El escenario de la tragedia, las pistas de tenis del barrio del Actur en Zaragoza, donde se daban cita los mejores tenistas de la época.
Eduardo, Fernando y yo habíamos salido la noche anterior de traca, y ….cosas del destino, que es así de caprichoso, conocimos a una chica muy mona que compartía nuestra afición por el tenis, y se decía experta jugadora, de modo que quedamos para el siguiente día en hacer un dobles y apostarnos el vermú.
De un lado de la red, Fernando con ropa ceñida y Eduardo con pantalones amplios y oscuros; del otro lado , Edurne con minifalda blanca plisada y vuestro fiel narrador ataviado con ajustados pantalones blancos, marcando paquete. Cosas de la edad.
Por razones que escapan a mi entendimiento, la prensa no cubrió el fundamental encuentro que allí se disputaba. O sea el nuestro.
Entre el público se encontraba Patricia, novia formal de Eduardo, pero en el fondo locamente enamorada de un servidor. Este detalle tiene su importancia por lo que después aconteció.

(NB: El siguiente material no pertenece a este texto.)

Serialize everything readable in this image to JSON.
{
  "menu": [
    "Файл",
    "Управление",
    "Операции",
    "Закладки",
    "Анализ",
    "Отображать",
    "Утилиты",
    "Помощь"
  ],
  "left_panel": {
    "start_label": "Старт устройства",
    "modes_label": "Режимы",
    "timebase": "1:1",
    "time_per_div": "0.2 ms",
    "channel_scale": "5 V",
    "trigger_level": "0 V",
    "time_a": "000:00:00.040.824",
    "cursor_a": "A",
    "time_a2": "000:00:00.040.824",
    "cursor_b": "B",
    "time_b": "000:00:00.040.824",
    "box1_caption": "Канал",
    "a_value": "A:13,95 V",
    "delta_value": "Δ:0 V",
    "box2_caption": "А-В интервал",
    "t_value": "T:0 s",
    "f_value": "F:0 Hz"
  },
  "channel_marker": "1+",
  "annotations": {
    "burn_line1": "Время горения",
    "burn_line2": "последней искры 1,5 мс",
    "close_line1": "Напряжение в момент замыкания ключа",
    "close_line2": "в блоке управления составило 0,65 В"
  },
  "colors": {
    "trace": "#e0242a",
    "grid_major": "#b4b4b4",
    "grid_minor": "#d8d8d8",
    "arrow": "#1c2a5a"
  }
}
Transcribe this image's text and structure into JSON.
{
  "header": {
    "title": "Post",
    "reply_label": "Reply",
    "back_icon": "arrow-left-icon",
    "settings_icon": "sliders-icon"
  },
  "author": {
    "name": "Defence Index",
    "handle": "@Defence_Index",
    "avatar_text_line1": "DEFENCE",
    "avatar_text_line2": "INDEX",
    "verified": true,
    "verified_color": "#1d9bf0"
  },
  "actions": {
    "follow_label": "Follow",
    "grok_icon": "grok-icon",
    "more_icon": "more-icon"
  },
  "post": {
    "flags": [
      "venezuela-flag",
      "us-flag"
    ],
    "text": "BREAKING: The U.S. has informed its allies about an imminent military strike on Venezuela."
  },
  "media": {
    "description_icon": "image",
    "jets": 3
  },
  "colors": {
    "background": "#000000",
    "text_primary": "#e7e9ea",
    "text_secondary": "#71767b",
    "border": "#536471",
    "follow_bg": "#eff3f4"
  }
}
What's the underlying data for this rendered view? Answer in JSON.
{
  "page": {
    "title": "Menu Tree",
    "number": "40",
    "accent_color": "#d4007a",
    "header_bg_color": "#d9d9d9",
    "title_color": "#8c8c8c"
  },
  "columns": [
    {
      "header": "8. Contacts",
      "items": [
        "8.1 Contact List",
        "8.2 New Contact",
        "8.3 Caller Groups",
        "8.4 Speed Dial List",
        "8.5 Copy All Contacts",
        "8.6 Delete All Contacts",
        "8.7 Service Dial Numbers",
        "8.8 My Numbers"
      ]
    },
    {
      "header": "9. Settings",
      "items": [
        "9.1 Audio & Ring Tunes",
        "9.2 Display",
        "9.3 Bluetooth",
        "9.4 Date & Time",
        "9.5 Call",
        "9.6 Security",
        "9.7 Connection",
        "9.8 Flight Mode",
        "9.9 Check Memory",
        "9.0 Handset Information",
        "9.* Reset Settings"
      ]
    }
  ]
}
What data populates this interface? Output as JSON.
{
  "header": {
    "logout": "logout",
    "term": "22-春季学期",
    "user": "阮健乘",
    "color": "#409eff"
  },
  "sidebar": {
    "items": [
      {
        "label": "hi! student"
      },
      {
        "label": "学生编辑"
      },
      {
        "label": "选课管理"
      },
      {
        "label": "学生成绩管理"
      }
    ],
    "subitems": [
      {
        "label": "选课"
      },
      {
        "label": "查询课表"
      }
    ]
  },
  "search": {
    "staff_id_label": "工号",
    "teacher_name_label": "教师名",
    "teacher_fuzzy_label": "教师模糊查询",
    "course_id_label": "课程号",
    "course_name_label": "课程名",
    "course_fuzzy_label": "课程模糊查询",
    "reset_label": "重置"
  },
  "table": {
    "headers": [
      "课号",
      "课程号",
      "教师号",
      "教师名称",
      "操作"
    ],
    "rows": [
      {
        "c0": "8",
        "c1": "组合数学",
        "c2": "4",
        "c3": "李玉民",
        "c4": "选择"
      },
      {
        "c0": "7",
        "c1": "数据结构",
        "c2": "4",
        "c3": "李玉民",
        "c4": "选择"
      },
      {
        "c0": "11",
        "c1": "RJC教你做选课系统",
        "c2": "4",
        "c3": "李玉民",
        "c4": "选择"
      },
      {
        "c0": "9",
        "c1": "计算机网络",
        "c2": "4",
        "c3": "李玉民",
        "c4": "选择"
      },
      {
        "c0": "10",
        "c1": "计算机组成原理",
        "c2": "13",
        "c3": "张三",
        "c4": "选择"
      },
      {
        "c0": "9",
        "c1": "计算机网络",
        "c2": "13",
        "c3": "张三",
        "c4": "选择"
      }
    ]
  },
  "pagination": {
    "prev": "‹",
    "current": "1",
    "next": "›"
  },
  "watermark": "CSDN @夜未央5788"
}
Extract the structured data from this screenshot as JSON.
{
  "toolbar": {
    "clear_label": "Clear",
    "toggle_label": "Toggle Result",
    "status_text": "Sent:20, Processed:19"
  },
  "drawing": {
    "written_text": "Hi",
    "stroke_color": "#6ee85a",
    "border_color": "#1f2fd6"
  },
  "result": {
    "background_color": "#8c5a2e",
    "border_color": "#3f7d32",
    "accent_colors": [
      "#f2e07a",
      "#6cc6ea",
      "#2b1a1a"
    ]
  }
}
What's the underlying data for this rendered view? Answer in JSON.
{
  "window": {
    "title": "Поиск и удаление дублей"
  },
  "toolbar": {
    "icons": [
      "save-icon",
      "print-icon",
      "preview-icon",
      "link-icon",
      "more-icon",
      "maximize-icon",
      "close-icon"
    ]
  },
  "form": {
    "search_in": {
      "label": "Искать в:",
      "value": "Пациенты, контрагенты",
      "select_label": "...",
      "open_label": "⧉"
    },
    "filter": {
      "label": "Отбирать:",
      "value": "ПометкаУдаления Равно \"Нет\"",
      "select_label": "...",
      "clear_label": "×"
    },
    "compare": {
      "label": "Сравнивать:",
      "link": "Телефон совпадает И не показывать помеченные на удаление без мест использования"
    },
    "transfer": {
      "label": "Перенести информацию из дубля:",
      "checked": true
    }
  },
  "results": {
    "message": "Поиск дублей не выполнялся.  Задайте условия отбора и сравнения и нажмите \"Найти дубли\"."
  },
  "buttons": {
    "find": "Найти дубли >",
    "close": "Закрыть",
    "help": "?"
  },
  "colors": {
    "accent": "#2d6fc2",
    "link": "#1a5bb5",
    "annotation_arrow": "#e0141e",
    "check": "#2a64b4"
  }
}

El primer set fue para Eduardo y Fernando. El segundo para Edurne y Kimax.
Tercero y definitivo, duro y bronco. Pelotas dudosas en la raya. El público entusiasmado con el juego de ambas parejas. Más vulgar y contundente el de Fernando y Eduardo, más justo y generoso el de Edurne y mío. Nosotros con match ball y servicio a favor. Edurne en la red y Kimax al saque. Cuando el elegante tenista que os narra se disponía a sacar, la pista cuatro del Actur se estremeció con un alarido. El magnífico tenista perdió la concentración y tiró a la red. No la recuperó y terminó siendo el culpable de la derrota. Gran decepción del público. Quien emitió el alarido, no era otro que Eduardo, que al observar constantemente a su novia fijar la mirada en el bulto de mis ajustados pantalones la amonestó públicamente de este modo:-¡¡Deja ya de mirar a Kimax!!. Se acabó el partido. Hoy Patricia sigue preguntándose el porqué de aquella reacción, Edurne sin perdonarme el fallo de mi saque. Yo sin entender la impericia eventual de mi juego por culpa de aquel grito desalmado. Ignoro la situación actual de Fernando. Eduardo fue reducido entre varios espectadores e ingresó en el psiquiátrico de las Delicias, en la sección de celosos violentos. Patricia y yo nos retiramos del tenis definitivamente. Yo No puedo soportar la humillación de haber sido mancillado públicamente, pero si por casualidad lee este panel, sepa que le he perdonado. Aunque no olvidado.
En fin no puedo seguir porque la herida sangra. Treinta años no son nada. Mis pantalones blancos aún siguen colgados en el vestuario de las pistas del Actur.